You can also pass anything you want to rdist by using the -o option. (This might be more useful if "rdist" isn't rdist.)

Recall that the files listed in the processed Distfile may themselves be processed. When that happens, their names will change, but distrib does a good job of hiding that from you- as long as you don't try to do anything "clever" in your Distfile.

... or Not!

Sending files via rdist is just one thing you can do with distrib, and while useful, far from the most interesting one.

The UNIX philosophy is that lots of programs that do small jobs well can be used together to do many tasks. If we take this approach to distrib, we see that if we could use any other program on the processed Distfile instead of rdist, there'd be a lot of possibilities.

In fact, we can use nearly any program in place of rdist. There are several ways to do this, and a few limitations on each approach.

The Ol' Bait and Switch

Why isn't there an option to specify which program to run? There probably should be, but you don't really need it. If the m4 macro or environment variable RDIST_PATH is set, that's the program that will be run. It will usually be run with the options "-f -" as well as whatever other rdist options result from the options given to distrib. It will get the processed Distfile as its stdin.

If the options given will confuse your program or you can't make use of the processed Distfile on stdin, you could write a wrapper script or use a different approach.

If you use the environment variable RDIST_PATH, don't forget that you changed it. You might want to unset it or set to the location of a real rdist (or whatever it was before you changed it).

Instead of setting RDIST_PATH in the environment, you can set it as a macro. this allows you to set it by machine, and doesn't mess with your environment. If it's set both places, the macro takes precedence. If the macro is unset, it goes back to the environment value.

If your Distfile is intended to always be run with a different program than a real rdist, putting the program in the configuration file as a macro is the best approach. If it is only rarely run with a different program, the environment variable is easier.

One For All

Another option that we've briefly mentioned already is to use distrib's -E option. Just as cpp will emit its output instead of sending it to be compiled, distrib will just print the processed Distfiles to stdout. The good and bad news is that all the processed Distfiles (one for each selected machine) will be emitted together.

This could be useful if we just wanted to generate a list, and distrib has a builtin option to do this for a degenerate Distfile containing only "HOST" (the manual page lists an equivalent invocation). That makes distrib -H just print HOST for each machine. If there's no HOST macro defined, you won't get anything, of course.
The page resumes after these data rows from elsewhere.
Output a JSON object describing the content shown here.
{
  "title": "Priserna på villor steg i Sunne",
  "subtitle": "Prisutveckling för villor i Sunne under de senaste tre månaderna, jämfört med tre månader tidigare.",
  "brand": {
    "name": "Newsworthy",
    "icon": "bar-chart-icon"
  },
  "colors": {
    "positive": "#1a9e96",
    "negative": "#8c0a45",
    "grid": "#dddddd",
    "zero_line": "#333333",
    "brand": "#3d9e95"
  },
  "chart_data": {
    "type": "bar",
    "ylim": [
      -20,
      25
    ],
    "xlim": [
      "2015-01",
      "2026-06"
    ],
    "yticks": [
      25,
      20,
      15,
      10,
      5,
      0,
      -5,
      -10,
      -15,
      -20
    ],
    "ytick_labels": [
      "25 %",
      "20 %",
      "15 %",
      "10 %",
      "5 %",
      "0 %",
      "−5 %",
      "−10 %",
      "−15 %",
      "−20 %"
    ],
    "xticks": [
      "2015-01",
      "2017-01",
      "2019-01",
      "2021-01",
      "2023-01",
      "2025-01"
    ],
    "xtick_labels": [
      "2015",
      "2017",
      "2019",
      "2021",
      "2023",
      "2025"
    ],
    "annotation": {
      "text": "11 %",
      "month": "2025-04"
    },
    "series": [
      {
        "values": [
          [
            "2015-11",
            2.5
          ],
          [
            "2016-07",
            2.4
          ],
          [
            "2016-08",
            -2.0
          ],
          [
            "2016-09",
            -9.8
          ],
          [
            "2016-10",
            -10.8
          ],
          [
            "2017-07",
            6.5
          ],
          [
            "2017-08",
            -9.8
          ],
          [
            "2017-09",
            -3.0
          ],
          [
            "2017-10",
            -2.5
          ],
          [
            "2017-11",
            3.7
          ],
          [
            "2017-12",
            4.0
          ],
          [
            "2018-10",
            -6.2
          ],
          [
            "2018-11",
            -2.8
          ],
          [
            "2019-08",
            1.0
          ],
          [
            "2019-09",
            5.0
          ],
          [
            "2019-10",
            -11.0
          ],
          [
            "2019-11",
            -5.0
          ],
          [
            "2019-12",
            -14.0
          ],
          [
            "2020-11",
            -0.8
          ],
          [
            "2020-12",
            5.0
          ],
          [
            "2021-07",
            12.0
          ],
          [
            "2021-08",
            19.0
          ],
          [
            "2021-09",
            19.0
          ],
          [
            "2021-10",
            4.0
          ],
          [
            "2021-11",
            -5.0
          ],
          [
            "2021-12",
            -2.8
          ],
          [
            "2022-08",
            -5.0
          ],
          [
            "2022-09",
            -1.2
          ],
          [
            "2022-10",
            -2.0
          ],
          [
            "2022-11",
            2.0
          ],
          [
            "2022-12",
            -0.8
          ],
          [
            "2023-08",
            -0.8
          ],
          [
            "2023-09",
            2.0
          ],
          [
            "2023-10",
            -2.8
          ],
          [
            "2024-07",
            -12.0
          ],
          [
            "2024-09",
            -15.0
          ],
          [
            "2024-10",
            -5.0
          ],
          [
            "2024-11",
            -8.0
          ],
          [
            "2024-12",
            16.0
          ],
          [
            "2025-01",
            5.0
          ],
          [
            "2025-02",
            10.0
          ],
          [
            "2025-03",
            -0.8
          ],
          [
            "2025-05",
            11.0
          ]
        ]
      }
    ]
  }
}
Similarly, you could use a small Distfile to print any other attribute(s) of the selected machines. Such a list could be informative in its own right or could form a script or a list of arguments for use with xapply.

Choose Your own Adventure

Now that we've selected machines and processed some files, we get to do something with the Distfile(s) (and indirectly, maybe other files as well). By default, that action is to run rdist, which we can pass options to to change its behavior.

We can also run another command in place of rdist in some cases if we want to handle each processed Distfile separately. This isn't usually necessary, but it's a nice feature.

Finally, we can use the output of distrib (the processed Distfile(s) catted together) to feed another command. This could be used to generate a list or file or in some kind of a loop to execute other commands.

With these alternatives available, distrib provides us with a shorthand for many types of tasks including- but certainly not limited to- file distribution.